1St Clair Health, Presto, PA, USA,
2Neptune Medical, Burlingame, CA, USA.
BACKGROUND: Percutaneous endocardial cardiac surgical procedures are hindered by limited stability and control within the heart. A novel technology, which enables transcatheter devices to shift between flexible and firm states, creates a stable endovascular base to precisely access and intervene upon high-value cardiac structures.
METHODS: A uniquely designed endocardial system utilizing this platform technology provides distinctly stable and precise access to the heart chambers, valves and great vessels. This system enters the heart in a flexible, relaxed state, conforming to the intracardiac anatomy with minimal cardiac distortion.
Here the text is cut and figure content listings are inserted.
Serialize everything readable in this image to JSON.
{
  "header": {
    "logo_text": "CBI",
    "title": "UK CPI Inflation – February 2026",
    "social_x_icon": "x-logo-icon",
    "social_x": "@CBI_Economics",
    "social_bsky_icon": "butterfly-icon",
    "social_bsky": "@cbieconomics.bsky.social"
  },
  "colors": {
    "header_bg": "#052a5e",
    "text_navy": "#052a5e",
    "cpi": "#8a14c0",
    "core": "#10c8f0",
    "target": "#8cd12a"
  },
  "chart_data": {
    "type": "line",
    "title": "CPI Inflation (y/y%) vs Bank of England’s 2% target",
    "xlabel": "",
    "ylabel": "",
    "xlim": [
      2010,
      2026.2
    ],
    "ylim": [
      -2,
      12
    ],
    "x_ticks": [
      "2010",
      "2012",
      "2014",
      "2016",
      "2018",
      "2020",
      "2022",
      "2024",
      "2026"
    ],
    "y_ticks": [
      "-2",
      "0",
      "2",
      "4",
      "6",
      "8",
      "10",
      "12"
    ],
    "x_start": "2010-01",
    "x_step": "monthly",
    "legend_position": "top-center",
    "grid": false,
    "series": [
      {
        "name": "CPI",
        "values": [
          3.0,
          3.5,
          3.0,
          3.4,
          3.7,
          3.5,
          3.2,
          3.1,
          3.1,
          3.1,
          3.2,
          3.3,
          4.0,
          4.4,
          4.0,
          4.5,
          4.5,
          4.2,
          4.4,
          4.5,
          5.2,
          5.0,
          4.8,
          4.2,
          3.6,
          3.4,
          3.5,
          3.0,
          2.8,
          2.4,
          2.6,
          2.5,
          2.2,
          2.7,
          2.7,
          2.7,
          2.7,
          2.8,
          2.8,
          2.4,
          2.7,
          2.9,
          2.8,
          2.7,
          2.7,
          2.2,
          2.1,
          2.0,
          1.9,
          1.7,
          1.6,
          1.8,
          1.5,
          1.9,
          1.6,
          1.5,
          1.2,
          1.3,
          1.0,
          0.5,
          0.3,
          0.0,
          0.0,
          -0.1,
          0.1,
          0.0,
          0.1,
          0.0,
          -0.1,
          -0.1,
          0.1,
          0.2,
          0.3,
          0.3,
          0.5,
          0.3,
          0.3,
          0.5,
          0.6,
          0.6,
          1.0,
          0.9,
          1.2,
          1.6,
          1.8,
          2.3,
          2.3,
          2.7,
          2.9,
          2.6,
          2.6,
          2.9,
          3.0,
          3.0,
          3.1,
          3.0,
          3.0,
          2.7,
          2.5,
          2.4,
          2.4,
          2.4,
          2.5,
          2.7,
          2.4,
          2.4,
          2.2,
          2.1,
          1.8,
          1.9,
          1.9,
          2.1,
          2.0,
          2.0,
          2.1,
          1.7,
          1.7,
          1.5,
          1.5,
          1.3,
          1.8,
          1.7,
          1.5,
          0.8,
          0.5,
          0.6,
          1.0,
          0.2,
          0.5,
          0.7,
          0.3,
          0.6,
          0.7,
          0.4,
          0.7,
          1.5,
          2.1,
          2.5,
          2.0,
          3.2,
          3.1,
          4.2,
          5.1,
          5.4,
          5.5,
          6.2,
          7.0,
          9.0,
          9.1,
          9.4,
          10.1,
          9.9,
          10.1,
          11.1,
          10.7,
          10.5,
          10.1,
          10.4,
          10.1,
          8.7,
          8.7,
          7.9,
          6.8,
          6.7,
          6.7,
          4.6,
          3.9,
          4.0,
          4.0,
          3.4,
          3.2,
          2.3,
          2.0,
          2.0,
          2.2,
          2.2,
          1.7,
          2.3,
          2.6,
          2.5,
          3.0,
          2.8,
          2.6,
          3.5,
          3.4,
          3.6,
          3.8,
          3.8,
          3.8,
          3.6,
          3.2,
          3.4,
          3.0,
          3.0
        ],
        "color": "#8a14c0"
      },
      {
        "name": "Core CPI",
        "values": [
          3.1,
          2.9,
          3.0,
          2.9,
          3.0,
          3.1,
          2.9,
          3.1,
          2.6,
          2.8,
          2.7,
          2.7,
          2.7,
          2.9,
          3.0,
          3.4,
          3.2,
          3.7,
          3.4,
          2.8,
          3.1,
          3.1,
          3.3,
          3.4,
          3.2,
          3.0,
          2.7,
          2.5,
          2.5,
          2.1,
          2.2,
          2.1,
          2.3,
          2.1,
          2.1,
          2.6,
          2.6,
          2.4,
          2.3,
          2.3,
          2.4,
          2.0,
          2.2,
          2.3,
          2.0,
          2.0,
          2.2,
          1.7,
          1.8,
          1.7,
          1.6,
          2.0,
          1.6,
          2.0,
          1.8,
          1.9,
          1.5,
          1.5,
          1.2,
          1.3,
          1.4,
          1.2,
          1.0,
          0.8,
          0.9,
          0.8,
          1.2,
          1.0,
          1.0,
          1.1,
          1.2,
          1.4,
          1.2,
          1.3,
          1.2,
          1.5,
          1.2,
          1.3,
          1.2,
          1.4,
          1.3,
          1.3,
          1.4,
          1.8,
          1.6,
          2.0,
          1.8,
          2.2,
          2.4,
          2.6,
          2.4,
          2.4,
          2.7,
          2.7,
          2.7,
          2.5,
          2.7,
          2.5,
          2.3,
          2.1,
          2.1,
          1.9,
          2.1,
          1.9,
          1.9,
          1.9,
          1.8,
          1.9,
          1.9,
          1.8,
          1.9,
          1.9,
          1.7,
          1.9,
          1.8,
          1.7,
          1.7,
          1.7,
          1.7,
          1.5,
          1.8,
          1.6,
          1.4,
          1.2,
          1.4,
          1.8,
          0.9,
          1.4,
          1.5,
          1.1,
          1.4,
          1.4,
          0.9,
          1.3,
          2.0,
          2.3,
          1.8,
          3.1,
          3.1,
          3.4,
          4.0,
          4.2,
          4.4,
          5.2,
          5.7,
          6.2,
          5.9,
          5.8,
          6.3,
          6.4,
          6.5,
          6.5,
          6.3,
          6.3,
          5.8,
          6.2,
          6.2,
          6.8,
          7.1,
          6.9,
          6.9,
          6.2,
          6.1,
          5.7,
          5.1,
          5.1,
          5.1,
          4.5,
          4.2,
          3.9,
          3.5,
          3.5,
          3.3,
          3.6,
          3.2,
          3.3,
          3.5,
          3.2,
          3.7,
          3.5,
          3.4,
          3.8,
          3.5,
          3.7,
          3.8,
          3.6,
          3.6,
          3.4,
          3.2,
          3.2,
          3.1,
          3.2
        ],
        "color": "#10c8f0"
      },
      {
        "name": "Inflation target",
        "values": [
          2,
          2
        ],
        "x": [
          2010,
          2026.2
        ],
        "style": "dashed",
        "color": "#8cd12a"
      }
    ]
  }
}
When desired, the operator shifts the endocardial system into a stable, fixed state, whereby the system becomes firm while preserving optimal cardiac anatomy, pathway and position. From this stable base, the operator may deliver a number of interventions with an unprecedented degree of precision: 1. Delivery of intracardiac devices (e.g. valves, rings, appendage technologies); 2. Surgical interventions (e.g. valve repair, ablation, gene therapy delivery); 3. Aspiration of intracardiac and pulmonary emboli. Left heart applications, specifically mitral valve repair, have been studied in the living porcine model and in cadavers. Additionally, preclinical evaluation in porcine and cadaver models culminated in FDA IDE approval for a right heart application (pulmonary embolectomy).
RESULTS: Left-sided access via transeptal and transaortic approaches in beating porcine hearts (Figure 1) and cadaver models enabled edge-to-edge suture placement in the mitral valve leaflets and annulus using a steerable suture delivery device supported by this endocardial system. Cardiac hemodynamics remained stable with limited distortion of ventricular anatomy. For right-heart applications, over 10 patients across the US and Europe have undergone acute pulmonary embolectomy in the SPIRARE I and II trials with no device related adverse events reported.
CONCLUSIONS: This innovative technology provides a stable base for precise and controlled access to difficult-to-reach intravascular targets, enabling percutaneous access for endocardial procedures traditionally performed via cardiotomy. Early clinical results of the SPIRARE trials demonstrate feasibility and patient safety. Encouraging early animal and cadaver investigations provide evidence that this technology offers the potential for controlled and repetitive access to the mitral valve and other important intracardiac structures.